2. To perform target resource delete reconciliation, update the DBUM Oracle Delete User Target Reconciliation scheduled job parameters as follows:

   Attribute	Description
   IT Resource Name	Enter the name of the IT resource for the target system installation from which you want to reconcile user records. For example: MYDB
   Object Type	Enter the type of object whose values must be synchronized. For example: User
   Resource Object Name	Enter the name of the resource object that is used for reconciliation. For example: MYDB User

8.11 Configuring Oracle Identity Manager for Request-Based Provisioning

Note:

Perform the procedure described in this section only if you are using Oracle Identity Manager release 11.1.1.x and want to configure request-based provisioning.

A request-based provisioning operation involves an end user (a requester) who creates a request for a resource and an approver (an OIM User with the required privileges) who approves the request.

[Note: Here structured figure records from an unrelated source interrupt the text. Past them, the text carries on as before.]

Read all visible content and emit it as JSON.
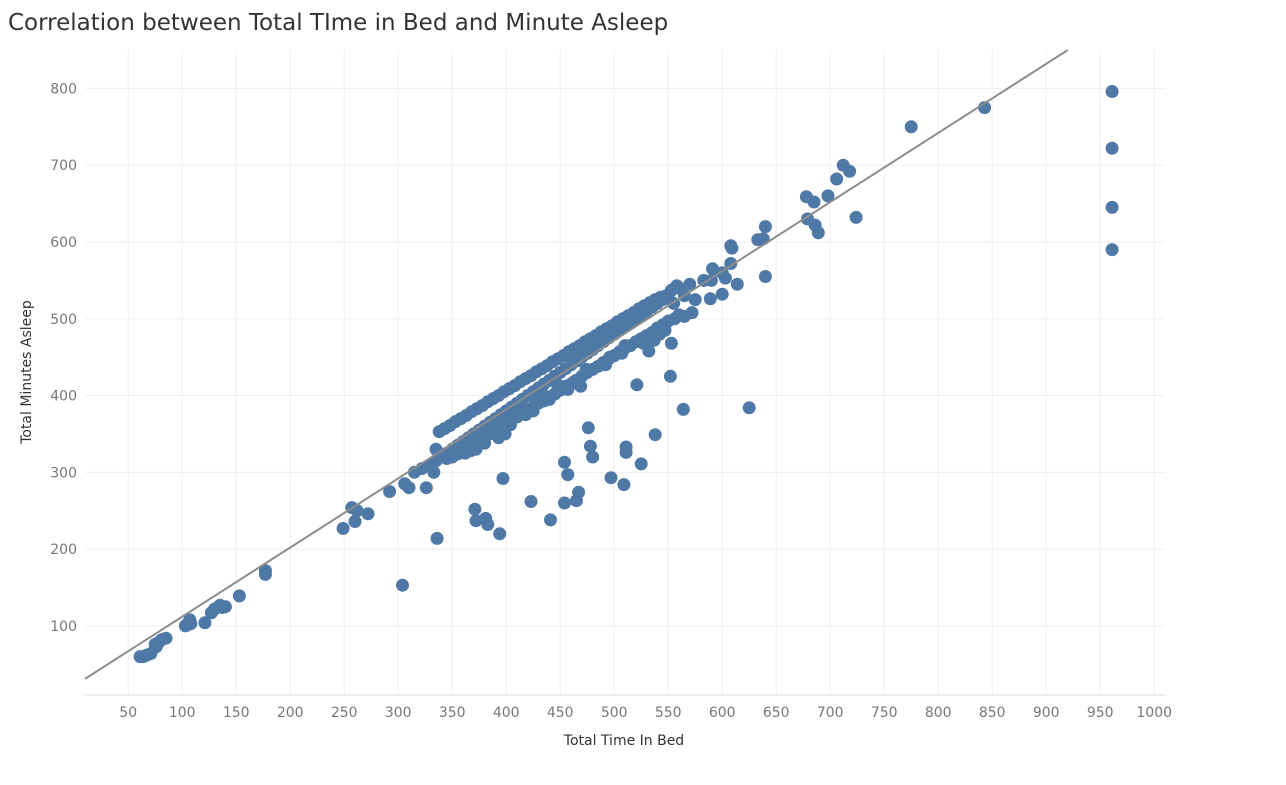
{
  "page": {
    "title": "Correlation between Total TIme in Bed and Minute Asleep"
  },
  "colors": {
    "point": "#4e79a7",
    "trend": "#8c8c8c",
    "grid": "#efefef",
    "tick_text": "#777777",
    "axis_title": "#333333"
  },
  "chart_data": {
    "type": "scatter",
    "title": "Correlation between Total TIme in Bed and Minute Asleep",
    "xlabel": "Total Time In Bed",
    "ylabel": "Total Minutes Asleep",
    "xlim": [
      10,
      1010
    ],
    "ylim": [
      10,
      850
    ],
    "x_ticks": [
      50,
      100,
      150,
      200,
      250,
      300,
      350,
      400,
      450,
      500,
      550,
      600,
      650,
      700,
      750,
      800,
      850,
      900,
      950,
      1000
    ],
    "y_ticks": [
      100,
      200,
      300,
      400,
      500,
      600,
      700,
      800
    ],
    "grid": true,
    "legend": "none",
    "trend_line": {
      "slope": 0.9,
      "intercept": 22
    },
    "points": [
      [
        961,
        796
      ],
      [
        961,
        722
      ],
      [
        961,
        645
      ],
      [
        961,
        590
      ],
      [
        843,
        775
      ],
      [
        775,
        750
      ],
      [
        712,
        700
      ],
      [
        718,
        692
      ],
      [
        706,
        682
      ],
      [
        698,
        660
      ],
      [
        678,
        659
      ],
      [
        685,
        652
      ],
      [
        679,
        630
      ],
      [
        686,
        622
      ],
      [
        689,
        612
      ],
      [
        724,
        632
      ],
      [
        640,
        620
      ],
      [
        608,
        595
      ],
      [
        633,
        603
      ],
      [
        638,
        604
      ],
      [
        609,
        592
      ],
      [
        640,
        555
      ],
      [
        608,
        572
      ],
      [
        614,
        545
      ],
      [
        603,
        553
      ],
      [
        600,
        560
      ],
      [
        591,
        565
      ],
      [
        590,
        550
      ],
      [
        583,
        550
      ],
      [
        600,
        532
      ],
      [
        589,
        526
      ],
      [
        570,
        545
      ],
      [
        575,
        525
      ],
      [
        560,
        540
      ],
      [
        565,
        530
      ],
      [
        555,
        520
      ],
      [
        550,
        530
      ],
      [
        545,
        525
      ],
      [
        540,
        520
      ],
      [
        535,
        515
      ],
      [
        530,
        510
      ],
      [
        525,
        505
      ],
      [
        520,
        500
      ],
      [
        515,
        495
      ],
      [
        510,
        490
      ],
      [
        505,
        485
      ],
      [
        500,
        480
      ],
      [
        495,
        475
      ],
      [
        490,
        470
      ],
      [
        485,
        465
      ],
      [
        480,
        460
      ],
      [
        475,
        455
      ],
      [
        470,
        450
      ],
      [
        465,
        445
      ],
      [
        460,
        440
      ],
      [
        455,
        435
      ],
      [
        450,
        430
      ],
      [
        445,
        425
      ],
      [
        440,
        420
      ],
      [
        435,
        415
      ],
      [
        430,
        410
      ],
      [
        425,
        405
      ],
      [
        420,
        400
      ],
      [
        415,
        395
      ],
      [
        410,
        390
      ],
      [
        405,
        385
      ],
      [
        400,
        380
      ],
      [
        395,
        375
      ],
      [
        390,
        370
      ],
      [
        385,
        365
      ],
      [
        380,
        360
      ],
      [
        375,
        355
      ],
      [
        370,
        350
      ],
      [
        365,
        345
      ],
      [
        360,
        340
      ],
      [
        355,
        335
      ],
      [
        350,
        330
      ],
      [
        345,
        325
      ],
      [
        340,
        320
      ],
      [
        335,
        315
      ],
      [
        330,
        310
      ],
      [
        548,
        530
      ],
      [
        553,
        537
      ],
      [
        558,
        543
      ],
      [
        543,
        528
      ],
      [
        538,
        525
      ],
      [
        533,
        521
      ],
      [
        528,
        517
      ],
      [
        523,
        513
      ],
      [
        518,
        508
      ],
      [
        513,
        504
      ],
      [
        508,
        500
      ],
      [
        503,
        496
      ],
      [
        498,
        491
      ],
      [
        493,
        487
      ],
      [
        488,
        483
      ],
      [
        483,
        478
      ],
      [
        478,
        474
      ],
      [
        473,
        470
      ],
      [
        468,
        465
      ],
      [
        463,
        461
      ],
      [
        458,
        457
      ],
      [
        453,
        452
      ],
      [
        448,
        448
      ],
      [
        443,
        444
      ],
      [
        438,
        439
      ],
      [
        433,
        435
      ],
      [
        428,
        431
      ],
      [
        423,
        426
      ],
      [
        418,
        422
      ],
      [
        413,
        418
      ],
      [
        408,
        413
      ],
      [
        403,
        409
      ],
      [
        398,
        405
      ],
      [
        393,
        400
      ],
      [
        388,
        396
      ],
      [
        383,
        392
      ],
      [
        378,
        387
      ],
      [
        373,
        383
      ],
      [
        368,
        379
      ],
      [
        363,
        374
      ],
      [
        358,
        370
      ],
      [
        353,
        366
      ],
      [
        348,
        361
      ],
      [
        343,
        357
      ],
      [
        338,
        353
      ],
      [
        560,
        505
      ],
      [
        556,
        500
      ],
      [
        550,
        497
      ],
      [
        545,
        492
      ],
      [
        540,
        488
      ],
      [
        535,
        482
      ],
      [
        530,
        478
      ],
      [
        525,
        474
      ],
      [
        520,
        470
      ],
      [
        515,
        465
      ],
      [
        510,
        462
      ],
      [
        505,
        457
      ],
      [
        500,
        452
      ],
      [
        495,
        448
      ],
      [
        490,
        443
      ],
      [
        485,
        438
      ],
      [
        480,
        434
      ],
      [
        475,
        430
      ],
      [
        470,
        425
      ],
      [
        465,
        420
      ],
      [
        460,
        415
      ],
      [
        455,
        412
      ],
      [
        450,
        407
      ],
      [
        445,
        402
      ],
      [
        440,
        398
      ],
      [
        435,
        393
      ],
      [
        430,
        390
      ],
      [
        425,
        385
      ],
      [
        420,
        381
      ],
      [
        415,
        377
      ],
      [
        410,
        372
      ],
      [
        405,
        368
      ],
      [
        400,
        363
      ],
      [
        395,
        358
      ],
      [
        390,
        354
      ],
      [
        385,
        350
      ],
      [
        380,
        346
      ],
      [
        375,
        341
      ],
      [
        370,
        337
      ],
      [
        365,
        333
      ],
      [
        360,
        328
      ],
      [
        355,
        324
      ],
      [
        350,
        320
      ],
      [
        345,
        318
      ],
      [
        340,
        322
      ],
      [
        335,
        330
      ],
      [
        572,
        508
      ],
      [
        565,
        503
      ],
      [
        553,
        468
      ],
      [
        547,
        485
      ],
      [
        542,
        480
      ],
      [
        537,
        472
      ],
      [
        532,
        458
      ],
      [
        527,
        468
      ],
      [
        510,
        465
      ],
      [
        507,
        455
      ],
      [
        496,
        450
      ],
      [
        492,
        440
      ],
      [
        474,
        434
      ],
      [
        469,
        412
      ],
      [
        463,
        418
      ],
      [
        457,
        408
      ],
      [
        447,
        415
      ],
      [
        440,
        395
      ],
      [
        435,
        400
      ],
      [
        427,
        392
      ],
      [
        425,
        380
      ],
      [
        418,
        375
      ],
      [
        413,
        385
      ],
      [
        408,
        375
      ],
      [
        404,
        362
      ],
      [
        399,
        350
      ],
      [
        393,
        345
      ],
      [
        386,
        360
      ],
      [
        380,
        338
      ],
      [
        372,
        330
      ],
      [
        367,
        328
      ],
      [
        362,
        325
      ],
      [
        356,
        335
      ],
      [
        348,
        325
      ],
      [
        340,
        320
      ],
      [
        333,
        300
      ],
      [
        326,
        280
      ],
      [
        322,
        305
      ],
      [
        315,
        300
      ],
      [
        310,
        280
      ],
      [
        306,
        285
      ],
      [
        292,
        275
      ],
      [
        552,
        425
      ],
      [
        564,
        382
      ],
      [
        521,
        414
      ],
      [
        625,
        384
      ],
      [
        476,
        358
      ],
      [
        478,
        334
      ],
      [
        480,
        320
      ],
      [
        511,
        333
      ],
      [
        511,
        326
      ],
      [
        525,
        311
      ],
      [
        538,
        349
      ],
      [
        454,
        313
      ],
      [
        457,
        297
      ],
      [
        497,
        293
      ],
      [
        509,
        284
      ],
      [
        467,
        274
      ],
      [
        465,
        263
      ],
      [
        454,
        260
      ],
      [
        423,
        262
      ],
      [
        441,
        238
      ],
      [
        397,
        292
      ],
      [
        371,
        252
      ],
      [
        372,
        237
      ],
      [
        381,
        240
      ],
      [
        383,
        232
      ],
      [
        394,
        220
      ],
      [
        336,
        214
      ],
      [
        257,
        254
      ],
      [
        260,
        236
      ],
      [
        262,
        250
      ],
      [
        272,
        246
      ],
      [
        249,
        227
      ],
      [
        304,
        153
      ],
      [
        177,
        172
      ],
      [
        177,
        167
      ],
      [
        153,
        139
      ],
      [
        140,
        125
      ],
      [
        135,
        127
      ],
      [
        137,
        124
      ],
      [
        130,
        122
      ],
      [
        127,
        117
      ],
      [
        121,
        104
      ],
      [
        108,
        103
      ],
      [
        107,
        108
      ],
      [
        104,
        101
      ],
      [
        103,
        100
      ],
      [
        85,
        84
      ],
      [
        81,
        82
      ],
      [
        78,
        78
      ],
      [
        75,
        76
      ],
      [
        76,
        73
      ],
      [
        71,
        64
      ],
      [
        67,
        62
      ],
      [
        64,
        60
      ],
      [
        61,
        60
      ]
    ]
  }
}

To perform request-based provisioning operations, you must configure a request workflow that suits your requirements. You must update the process form attribute names in request datasets. For complete information on configuring the request workflow.

See Also:

Configuring Request-Based Provisioning for Oracle Database for a similar procedure for the Oracle Database

8.12 Testing the Customized Connector

As a best practice, you must test the connector after completing all customizations for the new database to ensure that it functions as expected.

You can use the testing utility to identify the cause of problems associated with connecting to the target system and performing basic operations on the target system.

To run the testing utility, see Testing the Connector.